Like Asian fish sauces, the Roman version was made by layering fish and salt until it ferments. There are versions made with whole fish, and some with just the blood and guts. Some food historians argue that "garum" referred to one version, and "liquamen" another, while others maintain different terms were popular in different times and places. The current convention is to use garum as a common term for all ancient fish sauces.

Italian archaeologist Claudio Giardino studies the early roots of garum, the Roman version of fish sauce. He cites mention of garum in Roman literature from the 3rd and 4th century B.C., and remains of factories producing garum even earlier. The fish bones remaining at a garum factory in Pompeii even led to a more precise dating of the eruption of Mount Vesuvius.

Giardino notes that garum was popular throughout the Roman Empire.

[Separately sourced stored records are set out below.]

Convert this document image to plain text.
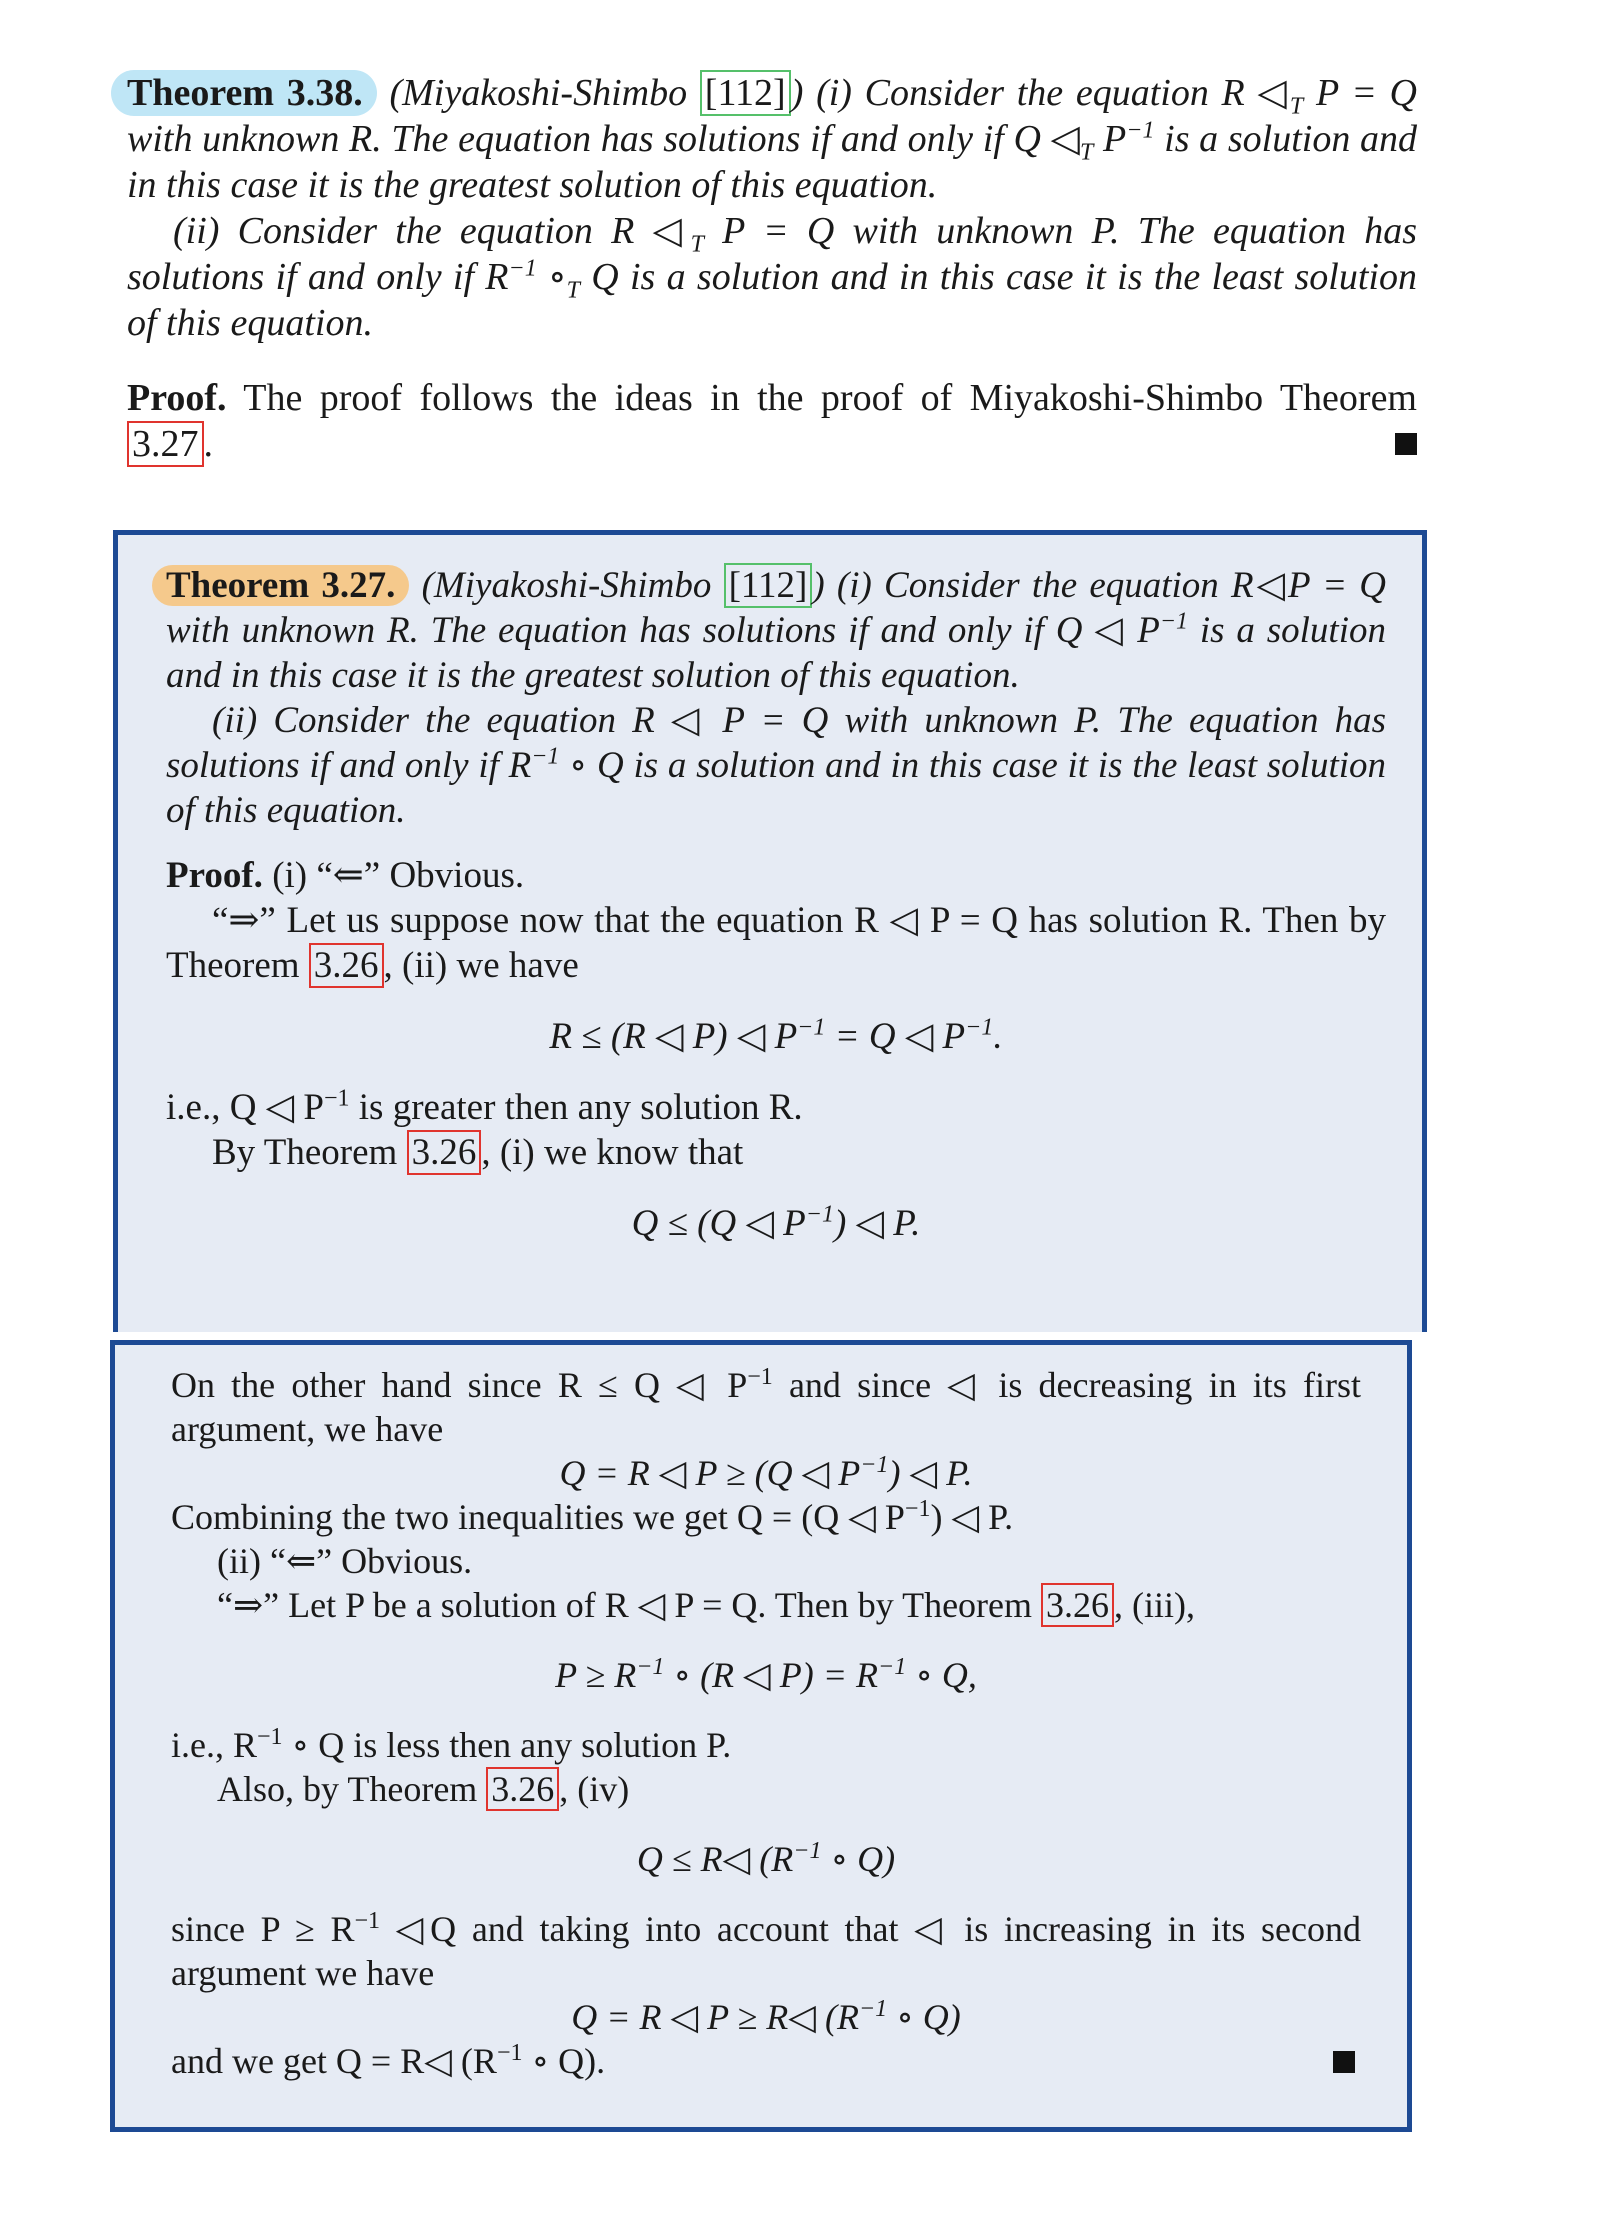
Theorem 3.38. (Miyakoshi-Shimbo [112] ) (i) Consider the equation R $◁_T$ P = Q with unknown R. The equation has solutions if and only if Q $◁_T$ $P^{-1}$ is a solution and in this case it is the greatest solution of this equation.

(ii) Consider the equation R $◁_T$ P = Q with unknown P. The equation has solutions if and only if $R^{-1}$ $\circ_T$ Q is a solution and in this case it is the least solution of this equation.

Proof. The proof follows the ideas in the proof of Miyakoshi-Shimbo Theorem 3.27 .

Theorem 3.27. (Miyakoshi-Shimbo [112] ) (i) Consider the equation R◁P = Q with unknown R. The equation has solutions if and only if Q ◁ $P^{-1}$ is a solution and in this case it is the greatest solution of this equation.

(ii) Consider the equation R ◁ P = Q with unknown P. The equation has solutions if and only if $R^{-1}$ ∘ Q is a solution and in this case it is the least solution of this equation.

Proof. (i) “⇐” Obvious.

“⇒” Let us suppose now that the equation R ◁ P = Q has solution R. Then by Theorem 3.26 , (ii) we have

R ≤ (R ◁ P) ◁ $P^{-1} = Q$ ◁ $P^{-1}$.

i.e., Q ◁ $P^{-1}$ is greater then any solution R.

By Theorem 3.26 , (i) we know that

Q ≤ (Q ◁ $P^{-1}$) ◁ P.

On the other hand since R ≤ Q ◁ $P^{-1}$ and since ◁ is decreasing in its first argument, we have

Q = R ◁ P ≥ (Q ◁ $P^{-1}$) ◁ P.

Combining the two inequalities we get Q = (Q ◁ $P^{-1}$) ◁ P.

(ii) “⇐” Obvious.

“⇒” Let P be a solution of R ◁ P = Q. Then by Theorem 3.26 , (iii),

$P \ge R^{-1}$ ∘ (R ◁ $P) = R^{-1}$ ∘ Q,

i.e., $R^{-1}$ ∘ Q is less then any solution P.

Also, by Theorem 3.26 , (iv)

Q ≤ R◁ ($R^{-1}$ ∘ Q)

since $P \ge R^{-1}$ ◁Q and taking into account that ◁ is increasing in its second argument we have

Q = R ◁ P ≥ R◁ ($R^{-1}$ ∘ Q)

and we get Q = R◁ ($R^{-1}$ ∘ Q).
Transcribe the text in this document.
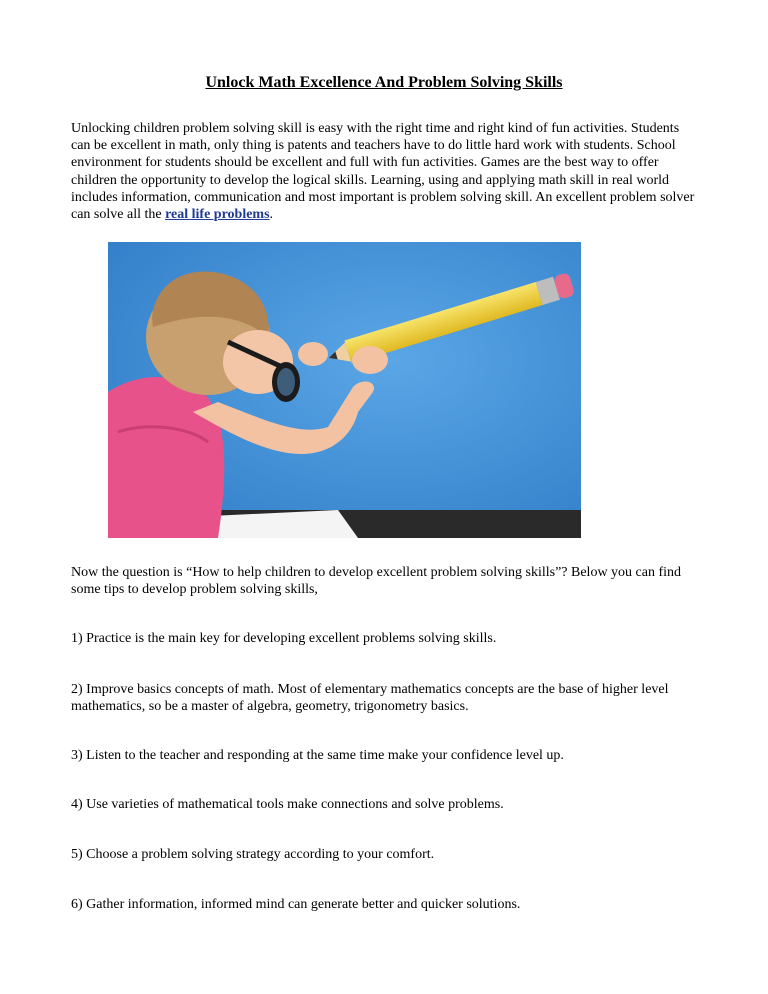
Unlock Math Excellence And Problem Solving Skills

Unlocking children problem solving skill is easy with the right time and right kind of fun activities. Students can be excellent in math, only thing is patents and teachers have to do little hard work with students. School environment for students should be excellent and full with fun activities. Games are the best way to offer children the opportunity to develop the logical skills. Learning, using and applying math skill in real world includes information, communication and most important is problem solving skill. An excellent problem solver can solve all the real life problems.

Now the question is “How to help children to develop excellent problem solving skills”? Below you can find some tips to develop problem solving skills,

1) Practice is the main key for developing excellent problems solving skills.

2) Improve basics concepts of math. Most of elementary mathematics concepts are the base of higher level mathematics, so be a master of algebra, geometry, trigonometry basics.

3) Listen to the teacher and responding at the same time make your confidence level up.

4) Use varieties of mathematical tools make connections and solve problems.

5) Choose a problem solving strategy according to your comfort.

6) Gather information, informed mind can generate better and quicker solutions.
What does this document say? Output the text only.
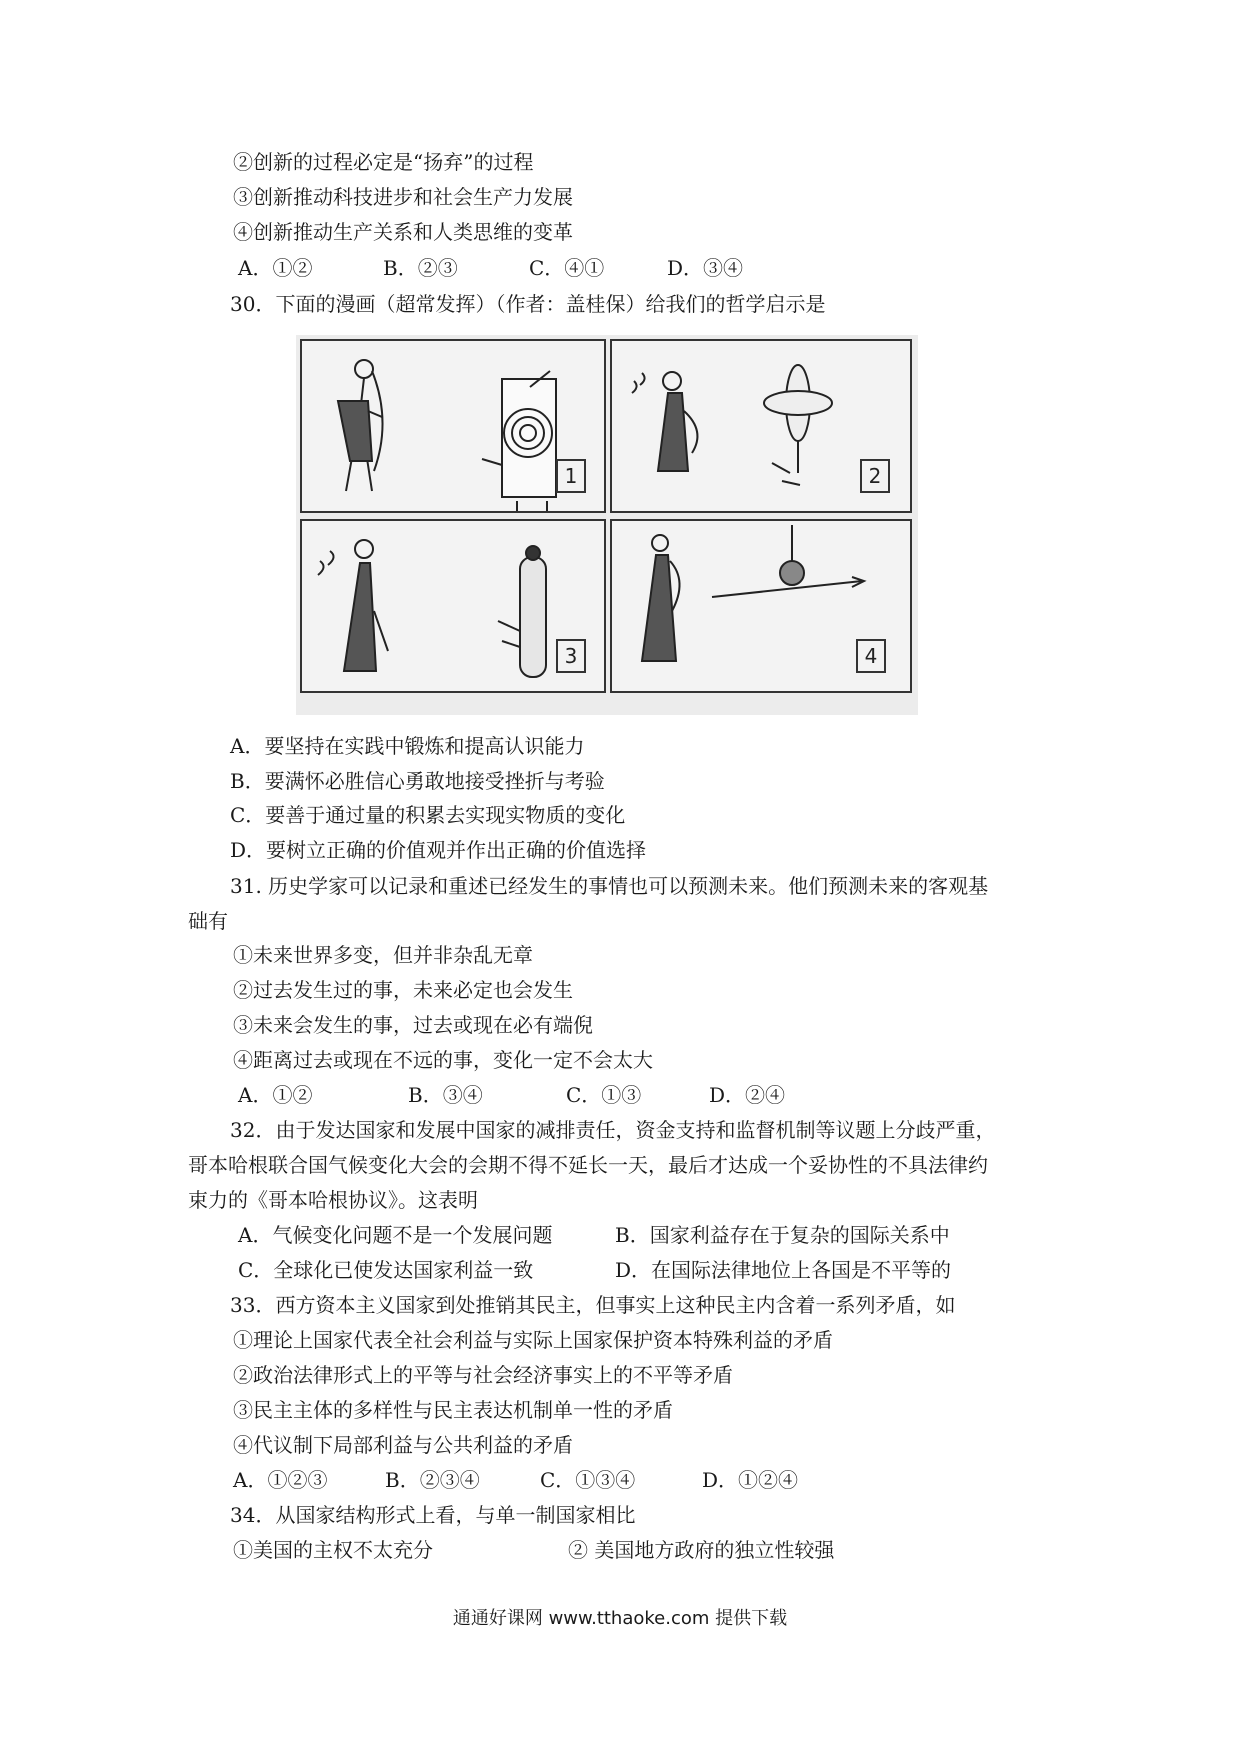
②创新的过程必定是“扬弃”的过程
③创新推动科技进步和社会生产力发展
④创新推动生产关系和人类思维的变革
A．①②	B．②③	C．④①	D．③④
30．下面的漫画（超常发挥）（作者：盖桂保）给我们的哲学启示是
1	2
3	4
A．要坚持在实践中锻炼和提高认识能力
B．要满怀必胜信心勇敢地接受挫折与考验
C．要善于通过量的积累去实现实物质的变化
D．要树立正确的价值观并作出正确的价值选择
31. 历史学家可以记录和重述已经发生的事情也可以预测未来。他们预测未来的客观基
础有
①未来世界多变，但并非杂乱无章
②过去发生过的事，未来必定也会发生
③未来会发生的事，过去或现在必有端倪
④距离过去或现在不远的事，变化一定不会太大
A．①②	B．③④	C．①③	D．②④
32．由于发达国家和发展中国家的减排责任，资金支持和监督机制等议题上分歧严重，
哥本哈根联合国气候变化大会的会期不得不延长一天，最后才达成一个妥协性的不具法律约
束力的《哥本哈根协议》。这表明
A．气候变化问题不是一个发展问题	B．国家利益存在于复杂的国际关系中
C．全球化已使发达国家利益一致	D．在国际法律地位上各国是不平等的
33．西方资本主义国家到处推销其民主，但事实上这种民主内含着一系列矛盾，如
①理论上国家代表全社会利益与实际上国家保护资本特殊利益的矛盾
②政治法律形式上的平等与社会经济事实上的不平等矛盾
③民主主体的多样性与民主表达机制单一性的矛盾
④代议制下局部利益与公共利益的矛盾
A．①②③	B．②③④	C．①③④	D．①②④
34．从国家结构形式上看，与单一制国家相比
①美国的主权不太充分	② 美国地方政府的独立性较强
通通好课网 www.tthaoke.com 提供下载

"According [to] the Roman writers, a good bottle of garum could cost something like $500 of today," he says. "But you can also have garum for slaves that is extremely cheap. So it is exactly like wine."

Remains of garum factories have been excavated from Spain to Portugal to northern Africa. Some of these factories appear to have employed upwards of 50 people.

And this fish sauce became an integral part of Roman cuisine. Food historian Sally Grainger has recreated recipes from antiquity that used garum both as a general salt substitute and as the basis of dips and sauces. "After the fish sauce is made, it was then turned into compound sauces — with honey, with wine, with vinegar, with other herbs, with oil."